Après la victoire de Trump aux élections, comme beaucoup d’Américains, je suis tombée dans une spirale infernale. Les États-Unis venaient d’élire l’homme le plus vulgaire, grossier, égocentrique et misogyne qui soit au poste le plus important du monde. Les discours et les meetings qui ont constitué la campagne de Trump avaient offert un spectacle confus, saturé de slogans inélégants et de rancœur. Mais si sa campagne m’avait semblé épouvantable, ce n’était rien comparé à sa présidence, qui m’a vraiment poussée dans mes derniers retranchements. J’avais besoin d’une échappatoire, d’un truc qui me permette de focaliser mon esprit sur autre chose que cette terrible transformation de l’image de mon pays dont j’étais témoin.

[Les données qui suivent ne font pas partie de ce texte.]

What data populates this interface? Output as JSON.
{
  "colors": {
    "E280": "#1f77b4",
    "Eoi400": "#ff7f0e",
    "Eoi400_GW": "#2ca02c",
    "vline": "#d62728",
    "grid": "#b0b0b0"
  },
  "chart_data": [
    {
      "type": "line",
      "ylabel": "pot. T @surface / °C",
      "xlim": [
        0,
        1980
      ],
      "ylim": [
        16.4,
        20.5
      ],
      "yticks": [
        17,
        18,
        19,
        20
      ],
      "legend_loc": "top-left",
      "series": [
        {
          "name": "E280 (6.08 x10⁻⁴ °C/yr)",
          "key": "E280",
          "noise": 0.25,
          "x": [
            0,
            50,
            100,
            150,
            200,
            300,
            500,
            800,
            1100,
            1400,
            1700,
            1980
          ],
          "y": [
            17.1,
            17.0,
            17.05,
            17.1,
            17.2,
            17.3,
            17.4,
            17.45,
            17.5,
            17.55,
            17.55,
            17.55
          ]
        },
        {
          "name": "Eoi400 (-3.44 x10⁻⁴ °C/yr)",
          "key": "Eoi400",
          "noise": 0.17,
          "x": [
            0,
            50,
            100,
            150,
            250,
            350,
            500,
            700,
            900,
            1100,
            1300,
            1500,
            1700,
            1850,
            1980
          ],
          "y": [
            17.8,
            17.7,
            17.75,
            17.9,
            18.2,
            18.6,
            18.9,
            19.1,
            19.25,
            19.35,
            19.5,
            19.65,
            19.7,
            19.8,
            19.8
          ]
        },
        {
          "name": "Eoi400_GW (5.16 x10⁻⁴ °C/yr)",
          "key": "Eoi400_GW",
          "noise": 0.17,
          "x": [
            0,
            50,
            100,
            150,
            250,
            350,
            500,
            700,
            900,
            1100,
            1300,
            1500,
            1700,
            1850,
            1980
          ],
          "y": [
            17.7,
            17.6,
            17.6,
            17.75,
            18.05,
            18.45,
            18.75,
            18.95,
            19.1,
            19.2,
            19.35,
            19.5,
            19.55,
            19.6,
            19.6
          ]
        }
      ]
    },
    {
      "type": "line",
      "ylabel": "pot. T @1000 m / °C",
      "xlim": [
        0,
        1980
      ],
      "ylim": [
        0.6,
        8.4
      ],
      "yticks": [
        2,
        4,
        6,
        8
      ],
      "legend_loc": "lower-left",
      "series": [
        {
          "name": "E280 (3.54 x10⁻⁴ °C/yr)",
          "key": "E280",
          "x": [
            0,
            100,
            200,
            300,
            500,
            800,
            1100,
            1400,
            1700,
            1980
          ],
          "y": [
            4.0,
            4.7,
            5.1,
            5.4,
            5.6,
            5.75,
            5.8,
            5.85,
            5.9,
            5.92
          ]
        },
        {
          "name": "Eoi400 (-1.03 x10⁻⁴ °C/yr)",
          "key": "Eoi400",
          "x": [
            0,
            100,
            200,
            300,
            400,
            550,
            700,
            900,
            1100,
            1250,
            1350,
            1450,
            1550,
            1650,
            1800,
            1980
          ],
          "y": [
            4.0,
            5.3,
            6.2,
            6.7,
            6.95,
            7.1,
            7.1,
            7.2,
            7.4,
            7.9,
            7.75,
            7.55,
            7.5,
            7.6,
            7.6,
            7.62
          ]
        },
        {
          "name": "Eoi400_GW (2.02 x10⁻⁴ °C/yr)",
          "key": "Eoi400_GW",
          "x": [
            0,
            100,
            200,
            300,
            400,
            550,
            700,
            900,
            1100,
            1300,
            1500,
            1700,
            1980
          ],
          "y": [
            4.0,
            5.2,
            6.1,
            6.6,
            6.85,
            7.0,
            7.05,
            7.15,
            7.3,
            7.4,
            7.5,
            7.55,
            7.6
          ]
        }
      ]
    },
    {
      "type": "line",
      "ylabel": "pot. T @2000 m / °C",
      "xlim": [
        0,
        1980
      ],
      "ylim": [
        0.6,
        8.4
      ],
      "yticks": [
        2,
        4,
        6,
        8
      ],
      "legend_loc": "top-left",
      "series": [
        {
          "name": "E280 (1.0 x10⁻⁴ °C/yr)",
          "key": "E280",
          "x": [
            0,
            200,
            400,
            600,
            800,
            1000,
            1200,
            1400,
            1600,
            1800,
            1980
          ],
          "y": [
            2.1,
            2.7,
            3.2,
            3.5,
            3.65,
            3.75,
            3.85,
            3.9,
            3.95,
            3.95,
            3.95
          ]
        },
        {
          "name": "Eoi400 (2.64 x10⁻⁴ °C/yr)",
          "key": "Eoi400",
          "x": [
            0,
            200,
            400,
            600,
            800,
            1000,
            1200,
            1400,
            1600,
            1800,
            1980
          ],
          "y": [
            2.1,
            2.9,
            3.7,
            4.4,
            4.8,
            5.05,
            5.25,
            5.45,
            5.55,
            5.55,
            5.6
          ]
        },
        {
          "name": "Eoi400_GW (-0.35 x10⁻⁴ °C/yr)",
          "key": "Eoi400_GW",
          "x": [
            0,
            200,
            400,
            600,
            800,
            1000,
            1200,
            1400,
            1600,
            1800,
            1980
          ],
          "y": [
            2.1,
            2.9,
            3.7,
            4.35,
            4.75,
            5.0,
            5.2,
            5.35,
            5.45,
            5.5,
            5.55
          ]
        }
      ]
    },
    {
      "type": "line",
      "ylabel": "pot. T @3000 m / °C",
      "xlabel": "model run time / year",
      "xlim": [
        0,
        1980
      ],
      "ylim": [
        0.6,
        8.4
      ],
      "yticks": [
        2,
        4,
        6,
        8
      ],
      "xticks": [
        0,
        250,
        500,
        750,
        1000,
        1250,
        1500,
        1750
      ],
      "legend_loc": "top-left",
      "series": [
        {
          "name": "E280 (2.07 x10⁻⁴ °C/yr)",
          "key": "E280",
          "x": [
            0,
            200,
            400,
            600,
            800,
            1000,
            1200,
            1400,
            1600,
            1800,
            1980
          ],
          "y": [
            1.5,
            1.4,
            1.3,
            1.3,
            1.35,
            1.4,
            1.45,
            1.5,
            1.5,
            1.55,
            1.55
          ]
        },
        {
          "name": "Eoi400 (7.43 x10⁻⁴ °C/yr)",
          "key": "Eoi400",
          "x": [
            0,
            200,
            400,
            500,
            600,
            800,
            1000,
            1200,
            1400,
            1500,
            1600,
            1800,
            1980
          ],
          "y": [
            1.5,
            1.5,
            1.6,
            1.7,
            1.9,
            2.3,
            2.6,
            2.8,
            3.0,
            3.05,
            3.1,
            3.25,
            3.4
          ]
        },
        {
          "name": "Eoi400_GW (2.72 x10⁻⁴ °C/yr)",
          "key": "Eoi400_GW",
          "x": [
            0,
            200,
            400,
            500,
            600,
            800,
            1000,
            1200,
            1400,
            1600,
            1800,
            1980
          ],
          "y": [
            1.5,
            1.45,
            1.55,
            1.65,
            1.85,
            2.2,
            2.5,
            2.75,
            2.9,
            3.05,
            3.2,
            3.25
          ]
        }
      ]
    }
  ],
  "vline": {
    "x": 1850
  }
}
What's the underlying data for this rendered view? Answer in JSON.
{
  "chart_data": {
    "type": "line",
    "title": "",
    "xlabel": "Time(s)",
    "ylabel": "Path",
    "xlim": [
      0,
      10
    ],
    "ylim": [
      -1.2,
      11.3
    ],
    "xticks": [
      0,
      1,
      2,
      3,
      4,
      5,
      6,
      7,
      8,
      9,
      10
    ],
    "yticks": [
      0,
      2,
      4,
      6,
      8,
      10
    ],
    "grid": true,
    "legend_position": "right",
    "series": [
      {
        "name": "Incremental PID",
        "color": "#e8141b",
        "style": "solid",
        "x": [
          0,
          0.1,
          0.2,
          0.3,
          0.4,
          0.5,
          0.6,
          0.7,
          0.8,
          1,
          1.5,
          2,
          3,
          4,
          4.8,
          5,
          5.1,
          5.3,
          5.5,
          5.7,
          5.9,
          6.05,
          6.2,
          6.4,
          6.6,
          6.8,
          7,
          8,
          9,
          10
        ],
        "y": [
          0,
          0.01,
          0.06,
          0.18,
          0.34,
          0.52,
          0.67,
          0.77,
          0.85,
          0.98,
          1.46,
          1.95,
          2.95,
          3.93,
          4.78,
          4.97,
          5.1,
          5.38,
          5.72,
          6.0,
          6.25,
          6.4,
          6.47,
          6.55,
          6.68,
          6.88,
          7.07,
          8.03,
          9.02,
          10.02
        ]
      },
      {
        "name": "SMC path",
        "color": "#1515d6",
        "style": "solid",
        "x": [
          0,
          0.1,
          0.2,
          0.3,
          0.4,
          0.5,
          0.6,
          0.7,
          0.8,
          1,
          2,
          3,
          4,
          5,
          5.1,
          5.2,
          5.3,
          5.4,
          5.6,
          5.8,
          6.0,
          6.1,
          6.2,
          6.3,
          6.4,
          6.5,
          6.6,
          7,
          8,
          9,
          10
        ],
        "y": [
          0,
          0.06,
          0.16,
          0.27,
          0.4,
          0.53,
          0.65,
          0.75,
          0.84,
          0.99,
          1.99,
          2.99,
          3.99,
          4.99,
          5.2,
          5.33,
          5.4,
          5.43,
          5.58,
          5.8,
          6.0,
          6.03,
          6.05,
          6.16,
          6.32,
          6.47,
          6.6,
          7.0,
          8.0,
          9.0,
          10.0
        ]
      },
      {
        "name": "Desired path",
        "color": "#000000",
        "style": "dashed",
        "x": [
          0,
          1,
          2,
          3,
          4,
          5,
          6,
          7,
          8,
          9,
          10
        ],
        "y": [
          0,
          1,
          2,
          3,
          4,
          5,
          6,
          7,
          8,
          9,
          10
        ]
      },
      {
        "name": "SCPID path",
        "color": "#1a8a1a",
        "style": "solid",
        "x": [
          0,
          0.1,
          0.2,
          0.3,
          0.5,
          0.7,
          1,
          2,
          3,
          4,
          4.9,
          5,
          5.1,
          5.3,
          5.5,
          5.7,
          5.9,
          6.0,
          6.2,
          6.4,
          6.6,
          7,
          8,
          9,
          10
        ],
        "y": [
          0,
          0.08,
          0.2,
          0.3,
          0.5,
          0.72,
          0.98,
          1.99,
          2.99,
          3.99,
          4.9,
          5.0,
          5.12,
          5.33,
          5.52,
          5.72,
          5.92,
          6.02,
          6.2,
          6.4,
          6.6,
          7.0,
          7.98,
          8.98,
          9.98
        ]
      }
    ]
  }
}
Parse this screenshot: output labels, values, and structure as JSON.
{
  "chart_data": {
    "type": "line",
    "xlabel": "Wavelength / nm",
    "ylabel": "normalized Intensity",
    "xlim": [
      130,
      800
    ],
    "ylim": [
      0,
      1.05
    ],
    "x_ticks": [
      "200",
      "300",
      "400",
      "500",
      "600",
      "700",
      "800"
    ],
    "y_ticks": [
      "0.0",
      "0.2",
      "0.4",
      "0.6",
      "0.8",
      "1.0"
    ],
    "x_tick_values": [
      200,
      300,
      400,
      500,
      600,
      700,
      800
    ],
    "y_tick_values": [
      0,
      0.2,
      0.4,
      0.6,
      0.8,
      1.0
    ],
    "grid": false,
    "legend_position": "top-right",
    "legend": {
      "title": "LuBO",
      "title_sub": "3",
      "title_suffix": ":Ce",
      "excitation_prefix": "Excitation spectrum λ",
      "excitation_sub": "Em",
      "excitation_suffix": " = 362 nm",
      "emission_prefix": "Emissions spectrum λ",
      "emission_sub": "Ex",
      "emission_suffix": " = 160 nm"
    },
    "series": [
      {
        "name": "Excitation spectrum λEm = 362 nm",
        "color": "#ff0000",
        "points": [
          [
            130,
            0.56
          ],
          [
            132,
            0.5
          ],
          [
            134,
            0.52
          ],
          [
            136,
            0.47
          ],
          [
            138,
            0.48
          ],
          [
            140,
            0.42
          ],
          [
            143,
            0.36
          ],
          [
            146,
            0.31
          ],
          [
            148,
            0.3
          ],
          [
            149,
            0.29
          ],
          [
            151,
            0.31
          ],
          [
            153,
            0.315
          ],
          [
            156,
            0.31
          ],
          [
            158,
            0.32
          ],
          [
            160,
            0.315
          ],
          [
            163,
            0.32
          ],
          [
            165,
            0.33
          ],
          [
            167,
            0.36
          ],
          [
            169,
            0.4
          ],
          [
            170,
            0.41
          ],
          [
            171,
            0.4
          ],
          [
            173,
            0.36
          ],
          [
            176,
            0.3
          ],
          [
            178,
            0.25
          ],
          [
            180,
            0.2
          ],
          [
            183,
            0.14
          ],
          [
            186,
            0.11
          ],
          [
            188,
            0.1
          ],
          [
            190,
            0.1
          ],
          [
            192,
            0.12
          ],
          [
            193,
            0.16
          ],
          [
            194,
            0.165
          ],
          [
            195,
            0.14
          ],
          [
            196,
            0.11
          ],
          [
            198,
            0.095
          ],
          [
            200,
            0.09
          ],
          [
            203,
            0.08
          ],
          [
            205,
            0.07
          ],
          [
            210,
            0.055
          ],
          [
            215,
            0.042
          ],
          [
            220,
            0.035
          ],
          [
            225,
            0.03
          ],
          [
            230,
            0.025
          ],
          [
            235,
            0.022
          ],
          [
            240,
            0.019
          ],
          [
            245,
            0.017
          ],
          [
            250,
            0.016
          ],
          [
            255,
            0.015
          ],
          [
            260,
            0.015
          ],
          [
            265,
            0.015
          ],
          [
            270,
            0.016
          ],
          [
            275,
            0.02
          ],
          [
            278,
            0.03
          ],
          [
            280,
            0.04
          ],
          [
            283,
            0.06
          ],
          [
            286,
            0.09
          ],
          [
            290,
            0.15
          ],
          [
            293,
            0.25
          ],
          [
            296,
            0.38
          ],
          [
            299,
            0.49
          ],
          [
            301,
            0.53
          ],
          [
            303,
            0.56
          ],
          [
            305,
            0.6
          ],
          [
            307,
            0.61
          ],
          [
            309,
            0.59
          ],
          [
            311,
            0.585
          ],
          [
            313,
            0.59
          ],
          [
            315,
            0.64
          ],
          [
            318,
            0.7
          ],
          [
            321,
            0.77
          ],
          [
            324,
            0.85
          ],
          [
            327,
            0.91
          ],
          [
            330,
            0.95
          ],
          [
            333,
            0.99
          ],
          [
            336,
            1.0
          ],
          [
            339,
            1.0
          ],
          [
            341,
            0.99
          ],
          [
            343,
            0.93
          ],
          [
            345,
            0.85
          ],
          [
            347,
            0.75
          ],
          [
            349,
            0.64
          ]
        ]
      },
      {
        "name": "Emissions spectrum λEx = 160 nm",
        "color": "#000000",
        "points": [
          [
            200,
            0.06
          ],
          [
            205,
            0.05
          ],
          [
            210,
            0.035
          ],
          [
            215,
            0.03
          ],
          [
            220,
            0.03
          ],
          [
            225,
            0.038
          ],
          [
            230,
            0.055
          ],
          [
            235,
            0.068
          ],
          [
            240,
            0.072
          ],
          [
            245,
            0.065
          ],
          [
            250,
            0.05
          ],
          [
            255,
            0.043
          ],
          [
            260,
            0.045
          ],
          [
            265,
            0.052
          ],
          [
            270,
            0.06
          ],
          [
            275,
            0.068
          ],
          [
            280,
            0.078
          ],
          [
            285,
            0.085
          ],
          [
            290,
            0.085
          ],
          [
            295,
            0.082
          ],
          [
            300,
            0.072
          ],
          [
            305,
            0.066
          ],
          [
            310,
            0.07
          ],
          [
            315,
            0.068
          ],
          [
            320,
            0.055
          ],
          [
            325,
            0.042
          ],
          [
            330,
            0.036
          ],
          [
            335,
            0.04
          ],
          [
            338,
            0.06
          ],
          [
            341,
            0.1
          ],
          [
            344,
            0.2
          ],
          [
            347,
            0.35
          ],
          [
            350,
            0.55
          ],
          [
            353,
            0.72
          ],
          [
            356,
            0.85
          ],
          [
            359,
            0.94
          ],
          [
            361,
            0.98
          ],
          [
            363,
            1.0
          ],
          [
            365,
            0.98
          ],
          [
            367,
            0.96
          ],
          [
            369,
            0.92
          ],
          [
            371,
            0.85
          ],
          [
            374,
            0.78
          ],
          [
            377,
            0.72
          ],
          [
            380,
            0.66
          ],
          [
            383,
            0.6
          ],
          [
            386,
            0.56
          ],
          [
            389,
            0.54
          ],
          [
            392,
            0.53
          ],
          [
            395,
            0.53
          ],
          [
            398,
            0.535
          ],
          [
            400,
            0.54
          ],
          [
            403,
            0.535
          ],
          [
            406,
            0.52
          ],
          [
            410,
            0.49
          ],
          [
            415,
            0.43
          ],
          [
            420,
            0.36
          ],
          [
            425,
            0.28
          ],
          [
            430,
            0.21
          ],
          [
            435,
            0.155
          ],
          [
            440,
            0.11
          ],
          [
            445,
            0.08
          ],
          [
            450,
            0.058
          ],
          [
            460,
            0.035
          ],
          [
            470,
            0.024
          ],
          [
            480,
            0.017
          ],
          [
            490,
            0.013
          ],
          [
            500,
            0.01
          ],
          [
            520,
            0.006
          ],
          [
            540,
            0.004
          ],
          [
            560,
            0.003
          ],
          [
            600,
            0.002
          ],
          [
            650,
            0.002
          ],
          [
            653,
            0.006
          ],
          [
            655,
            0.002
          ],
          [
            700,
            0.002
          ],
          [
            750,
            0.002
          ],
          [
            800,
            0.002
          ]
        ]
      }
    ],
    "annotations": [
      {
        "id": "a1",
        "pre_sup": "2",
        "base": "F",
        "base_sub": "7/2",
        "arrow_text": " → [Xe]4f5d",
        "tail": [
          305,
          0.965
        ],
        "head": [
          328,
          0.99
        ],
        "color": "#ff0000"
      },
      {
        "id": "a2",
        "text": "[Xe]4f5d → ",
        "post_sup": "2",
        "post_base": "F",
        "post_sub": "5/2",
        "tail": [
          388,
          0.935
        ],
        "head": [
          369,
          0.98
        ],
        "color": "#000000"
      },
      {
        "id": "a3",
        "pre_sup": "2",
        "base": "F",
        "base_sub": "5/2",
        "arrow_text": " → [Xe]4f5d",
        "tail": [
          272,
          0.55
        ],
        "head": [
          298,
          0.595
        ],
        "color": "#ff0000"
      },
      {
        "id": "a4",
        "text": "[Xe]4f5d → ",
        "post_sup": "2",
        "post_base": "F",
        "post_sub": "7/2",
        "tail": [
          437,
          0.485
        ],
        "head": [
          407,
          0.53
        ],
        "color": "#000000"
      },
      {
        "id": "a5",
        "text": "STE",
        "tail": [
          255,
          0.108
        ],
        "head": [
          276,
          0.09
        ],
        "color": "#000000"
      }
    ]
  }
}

Cuisiner est peu à peu devenu un refuge face à ce désolant spectacle quotidien. Mais je ne pouvais pas me contenter de cuisiner les plats que je préparais depuis mes vingt ans ; le steak, les spaghettis et le poulet frit n’allaient pas venir à bout de ce gouvernement. J’avais besoin d’une distraction bien plus efficace. Cela m’a pris quelques semaines avant de décider de la direction à prendre, mais la solution m’est finalement tombée toute cuite : la cuisine française.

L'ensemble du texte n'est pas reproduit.